Norconex / crawlers

Norconex Crawlers (or spiders) are flexible web and filesystem crawlers for collecting, parsing, and manipulating data from the web or filesystem to various data repositories such as search engines.
https://opensource.norconex.com/crawlers
Apache License 2.0
183 stars 68 forks source link

crawlDataStoreFactory with Postgres? #681

Closed bkisselbach closed 3 years ago

bkisselbach commented 4 years ago

Is it possible to use a non-H2 database with the JDBCCrawlDataStoreFactory? The documentation at https://norconex.com/collectors/collector-http/latest/apidocs/com/norconex/collector/http/data/store/impl/jdbc/JDBCCrawlDataStoreFactory.html doesn't seem to indicate any configuration options

essiembre commented 4 years ago

You would have to create your own version of JDBCCrawlDataStoreFactory for your database. Can you elaborate on your needs? If your goal is to have access to your crawl data from Postgres, I would encourage you to use the SQLCommitter instead, which is meant to work with any relational database.

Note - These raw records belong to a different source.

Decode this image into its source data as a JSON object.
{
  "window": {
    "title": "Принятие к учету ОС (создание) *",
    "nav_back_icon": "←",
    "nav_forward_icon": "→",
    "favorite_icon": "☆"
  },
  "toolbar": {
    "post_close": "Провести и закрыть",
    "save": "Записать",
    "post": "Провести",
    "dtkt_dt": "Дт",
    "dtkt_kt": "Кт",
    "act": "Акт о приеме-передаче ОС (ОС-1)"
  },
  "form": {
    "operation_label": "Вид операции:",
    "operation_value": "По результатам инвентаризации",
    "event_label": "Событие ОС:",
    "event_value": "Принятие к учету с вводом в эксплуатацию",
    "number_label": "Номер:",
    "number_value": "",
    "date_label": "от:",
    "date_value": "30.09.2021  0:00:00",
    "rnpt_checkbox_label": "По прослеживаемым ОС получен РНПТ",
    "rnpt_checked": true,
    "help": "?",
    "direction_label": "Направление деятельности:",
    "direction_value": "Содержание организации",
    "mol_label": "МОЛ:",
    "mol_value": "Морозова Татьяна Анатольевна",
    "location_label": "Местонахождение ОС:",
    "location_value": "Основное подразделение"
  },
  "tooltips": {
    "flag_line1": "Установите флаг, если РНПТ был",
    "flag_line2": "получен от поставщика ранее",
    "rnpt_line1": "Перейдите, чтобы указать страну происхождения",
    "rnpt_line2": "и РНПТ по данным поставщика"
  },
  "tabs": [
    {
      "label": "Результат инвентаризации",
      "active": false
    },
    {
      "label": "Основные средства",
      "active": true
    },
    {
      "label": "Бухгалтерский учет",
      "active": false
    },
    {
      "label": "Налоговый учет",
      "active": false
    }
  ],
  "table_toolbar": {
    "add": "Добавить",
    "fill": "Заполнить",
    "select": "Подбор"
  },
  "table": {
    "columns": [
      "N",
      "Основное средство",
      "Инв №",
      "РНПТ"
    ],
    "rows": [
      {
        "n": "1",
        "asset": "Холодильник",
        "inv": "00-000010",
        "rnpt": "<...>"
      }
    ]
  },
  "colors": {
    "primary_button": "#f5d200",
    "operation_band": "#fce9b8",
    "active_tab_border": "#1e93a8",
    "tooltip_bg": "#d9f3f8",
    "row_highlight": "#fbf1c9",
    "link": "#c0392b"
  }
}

bkisselbach commented 4 years ago

We are trying to get a better handle on the content flowing through to a SQL committer and were curious if we could push the norconex logs into the same database so we can get a better insight into what had been crawled, status etc

essiembre commented 4 years ago

I suggest you have a look at using a URLStatusCrawlerEventListener.

You could also use the MultiCommitter and specify a JSONFileCommitter or XMLFileCommiter in addition to your SQL one. Those keep an ongoing copy of additions and deletions. They do not overwrite previously written files, so it it can keep a full history of what you have committed if you like.

Can one of these work for you?

stale[bot] commented 3 years ago

This issue has been automatically marked as stale because it has not had recent activity. It will be closed if no further activity occurs. Thank you for your contributions.